The recommended way of handling that issue is to put the code which triggers the error into a
try/catch block. This allows you to run an alternate set of code in the case that the first set of code fails. Checking if you have an Internet connection before trying to make a request
can work but it is probably
not a good way to make your code more robust. Instead of handling a single point of failure in the code it creates two points of failure: one for the Internet check and one for the web request.
By instead using
try/catch you can handle the case that there's no net connection, or the case that the particular website was unreachable, or the case that the server didn't respond/timed out, and many other cases all in one go. It's less code and easier to read/write
.
Finally, that
URLDownloadToVar function you shared suppresses COM related errors without ever re-enabling them or doing anything to handle them.
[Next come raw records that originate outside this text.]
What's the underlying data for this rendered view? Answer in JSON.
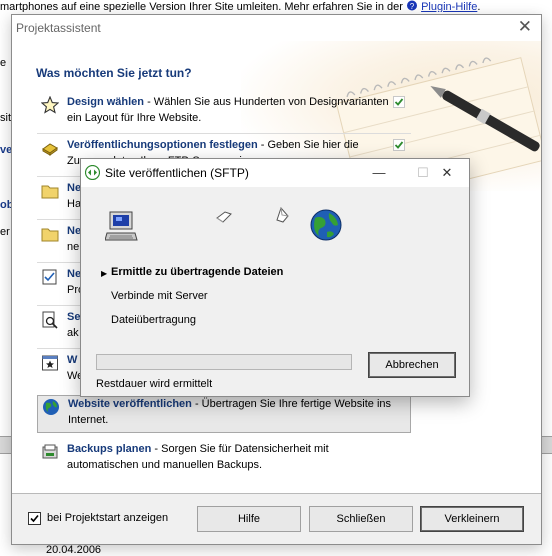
{
  "background": {
    "top_text": "martphones auf eine spezielle Version Ihrer Site umleiten. Mehr erfahren Sie in der",
    "top_link": "Plugin-Hilfe",
    "top_tail": ".",
    "left_fragments": [
      "e",
      "site",
      "ve",
      "obr",
      "er"
    ],
    "date": "20.04.2006"
  },
  "wizard": {
    "title": "Projektassistent",
    "close_glyph": "✕",
    "heading": "Was möchten Sie jetzt tun?",
    "tasks": [
      {
        "name": "Design wählen",
        "desc": " - Wählen Sie aus Hunderten von Designvarianten ein Layout für Ihre Website.",
        "icon": "star-icon",
        "done": true
      },
      {
        "name": "Veröffentlichungsoptionen festlegen",
        "desc": " - Geben Sie hier die Zugangsdaten Ihres FTP-Servers ein.",
        "icon": "ftp-key-icon",
        "done": true
      },
      {
        "name": "Ne",
        "desc": "Ha",
        "icon": "folder-icon",
        "done": false
      },
      {
        "name": "Ne",
        "desc": "ne",
        "icon": "folder-icon",
        "done": false
      },
      {
        "name": "Ne",
        "desc": "Pro",
        "icon": "checklist-icon",
        "done": false
      },
      {
        "name": "Se",
        "desc": "ak",
        "icon": "search-page-icon",
        "done": false
      },
      {
        "name": "W",
        "desc": "We",
        "icon": "window-star-icon",
        "done": false
      },
      {
        "name": "Website veröffentlichen",
        "desc": " - Übertragen Sie Ihre fertige Website ins Internet.",
        "icon": "globe-icon",
        "done": false
      },
      {
        "name": "Backups planen",
        "desc": " - Sorgen Sie für Datensicherheit mit automatischen und manuellen Backups.",
        "icon": "backup-icon",
        "done": false
      }
    ],
    "footer": {
      "show_on_start_label": "bei Projektstart anzeigen",
      "show_on_start_checked": true,
      "help_label": "Hilfe",
      "close_label": "Schließen",
      "minimize_label": "Verkleinern"
    }
  },
  "dialog": {
    "title": "Site veröffentlichen (SFTP)",
    "minimize_glyph": "—",
    "maximize_glyph": "☐",
    "close_glyph": "✕",
    "steps": [
      {
        "label": "Ermittle zu übertragende Dateien",
        "active": true
      },
      {
        "label": "Verbinde mit Server",
        "active": false
      },
      {
        "label": "Dateiübertragung",
        "active": false
      }
    ],
    "active_marker": "▶",
    "progress": 0,
    "remaining_label": "Restdauer wird ermittelt",
    "cancel_label": "Abbrechen",
    "colors": {
      "globe_blue": "#1f5fb5",
      "globe_green": "#35a035",
      "check_green": "#2e8b2e",
      "heading_blue": "#173a7a"
    }
  }
}
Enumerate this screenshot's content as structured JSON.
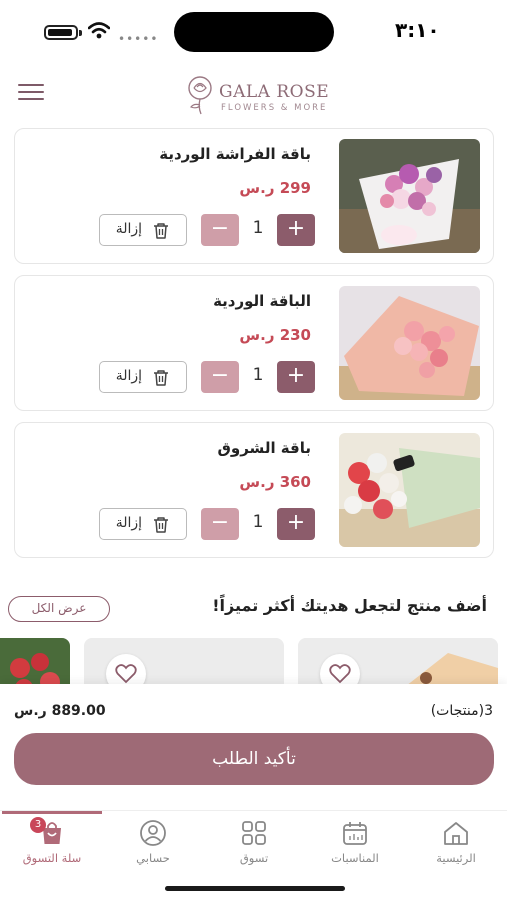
{
  "status_bar": {
    "time": "٣:١٠"
  },
  "header": {
    "brand_name": "GALA ROSE",
    "brand_tagline": "FLOWERS & MORE"
  },
  "cart": {
    "items": [
      {
        "name": "باقة الفراشة الوردية",
        "price": "299 ر.س",
        "quantity": "1",
        "remove_label": "إزالة",
        "plus": "+",
        "minus": "−"
      },
      {
        "name": "الباقة الوردية",
        "price": "230 ر.س",
        "quantity": "1",
        "remove_label": "إزالة",
        "plus": "+",
        "minus": "−"
      },
      {
        "name": "باقة الشروق",
        "price": "360 ر.س",
        "quantity": "1",
        "remove_label": "إزالة",
        "plus": "+",
        "minus": "−"
      }
    ]
  },
  "suggestions": {
    "title": "أضف منتج لتجعل هديتك أكثر تميزاً!",
    "view_all": "عرض الكل"
  },
  "order": {
    "total": "889.00 ر.س",
    "count": "3(منتجات)",
    "confirm_label": "تأكيد الطلب"
  },
  "bottom_nav": {
    "items": [
      {
        "label": "الرئيسية",
        "icon": "home-icon"
      },
      {
        "label": "المناسبات",
        "icon": "calendar-icon"
      },
      {
        "label": "تسوق",
        "icon": "grid-icon"
      },
      {
        "label": "حسابي",
        "icon": "user-icon"
      },
      {
        "label": "سلة التسوق",
        "icon": "cart-bag-icon",
        "badge": "3",
        "active": true
      }
    ]
  },
  "colors": {
    "accent": "#8c5c6b",
    "price": "#c54a56",
    "confirm_button": "#9e6a76",
    "active_nav": "#b06a78"
  }
}
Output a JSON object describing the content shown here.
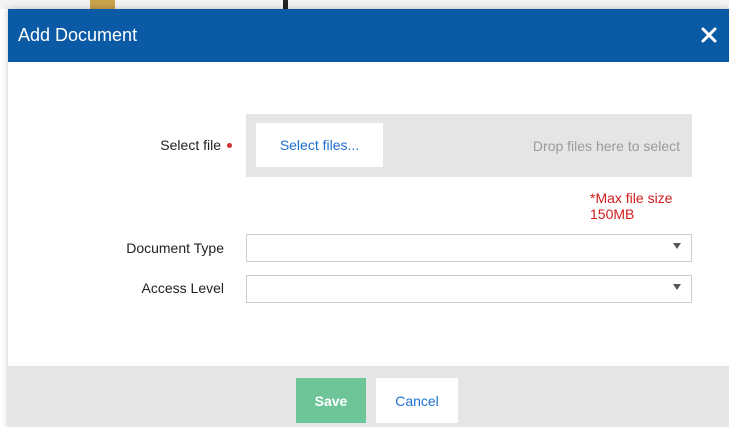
{
  "dialog": {
    "title": "Add Document",
    "close_icon": "close-icon"
  },
  "form": {
    "select_file_label": "Select file",
    "select_files_button": "Select files...",
    "drop_hint": "Drop files here to select",
    "max_size_note": "*Max file size 150MB",
    "document_type_label": "Document Type",
    "document_type_value": "",
    "access_level_label": "Access Level",
    "access_level_value": ""
  },
  "footer": {
    "save_label": "Save",
    "cancel_label": "Cancel"
  },
  "colors": {
    "titlebar": "#0b5aa5",
    "save_button": "#6cc497",
    "link_blue": "#1c6fd0",
    "required_red": "#d21c1c",
    "dropzone_bg": "#e4e5e7"
  }
}
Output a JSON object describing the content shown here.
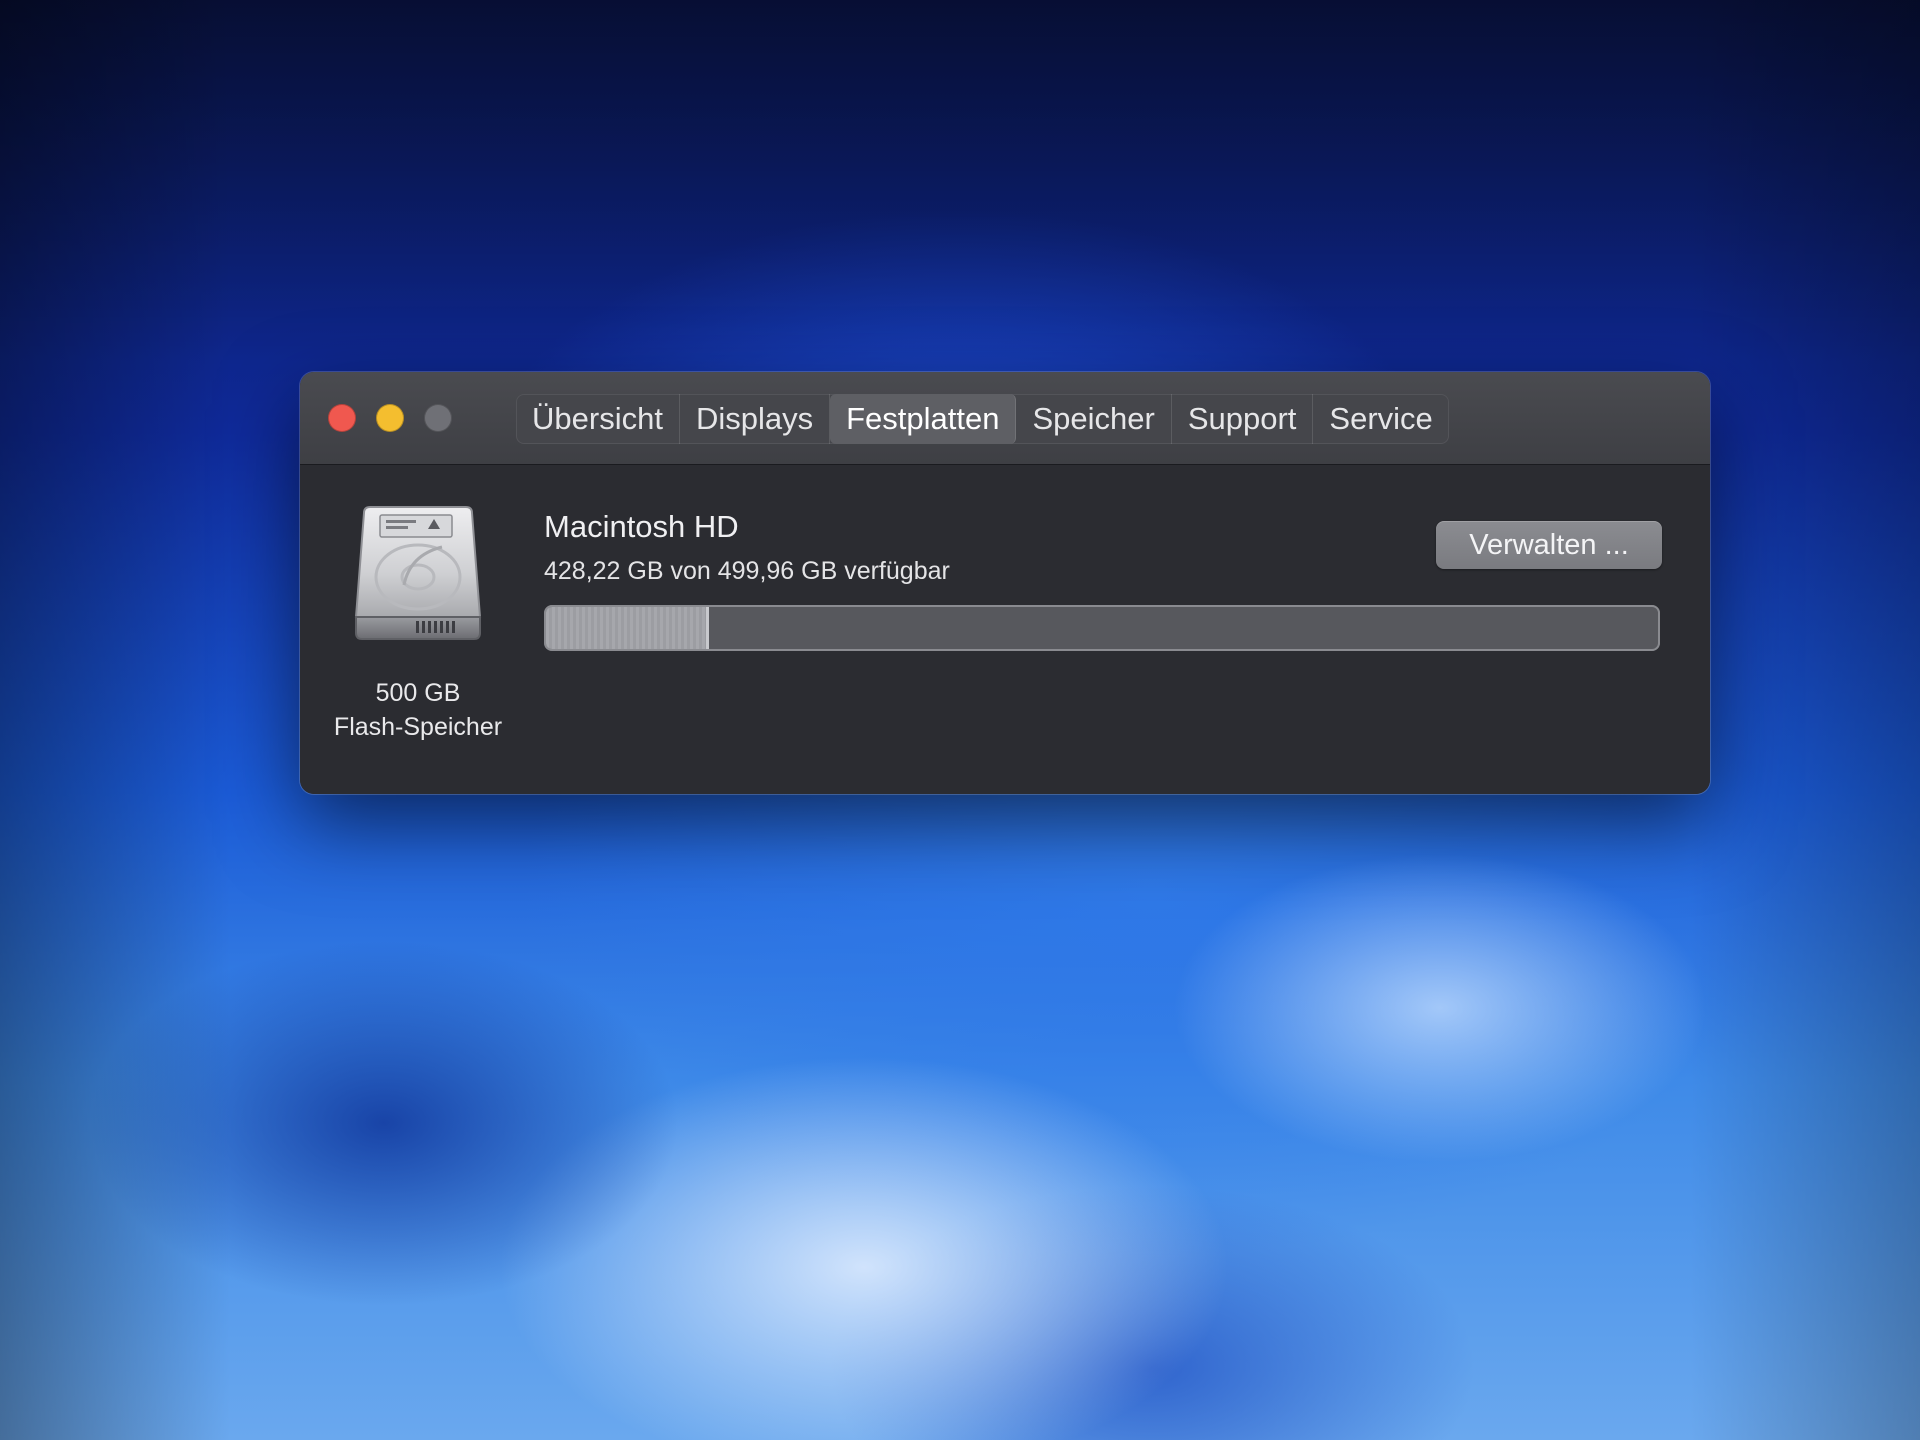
{
  "window": {
    "tabs": [
      {
        "label": "Übersicht",
        "active": false
      },
      {
        "label": "Displays",
        "active": false
      },
      {
        "label": "Festplatten",
        "active": true
      },
      {
        "label": "Speicher",
        "active": false
      },
      {
        "label": "Support",
        "active": false
      },
      {
        "label": "Service",
        "active": false
      }
    ]
  },
  "disk": {
    "icon": "hard-drive-icon",
    "capacity": "500 GB",
    "type": "Flash-Speicher"
  },
  "volume": {
    "name": "Macintosh HD",
    "availability": "428,22 GB von 499,96 GB verfügbar",
    "used_fraction": 0.143,
    "manage_label": "Verwalten ..."
  },
  "colors": {
    "close": "#f0584f",
    "minimize": "#f4be2f",
    "zoom": "#6f7076",
    "window_bg": "#2b2c31",
    "titlebar_bg": "#45464b"
  }
}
This can
break other code in a script that has been written to handle errors correctly. I have never seen a case where calling
ComObjError(false) has been beneficial rather than subtly detrimental. The way to handle errors is
not to disable the errors, but like I said above to use
try/catch blocks to specify what should happen (instead of a warning dialog).
Code: Select all
try
{
Value := UrlDownloadToVar("https://not.a.real.website.com/")
}
catch
{
Value := "Couldn't load!"
}
MsgBox, %Value%
UrlDownloadToVar(URL) {
WebRequest := ComObjCreate("WinHttp.WinHttpRequest.5.1")
WebRequest.Open("GET", URL)
WebRequest.Send()
Return WebRequest.ResponseText
}t
Thanks for your input on this topic!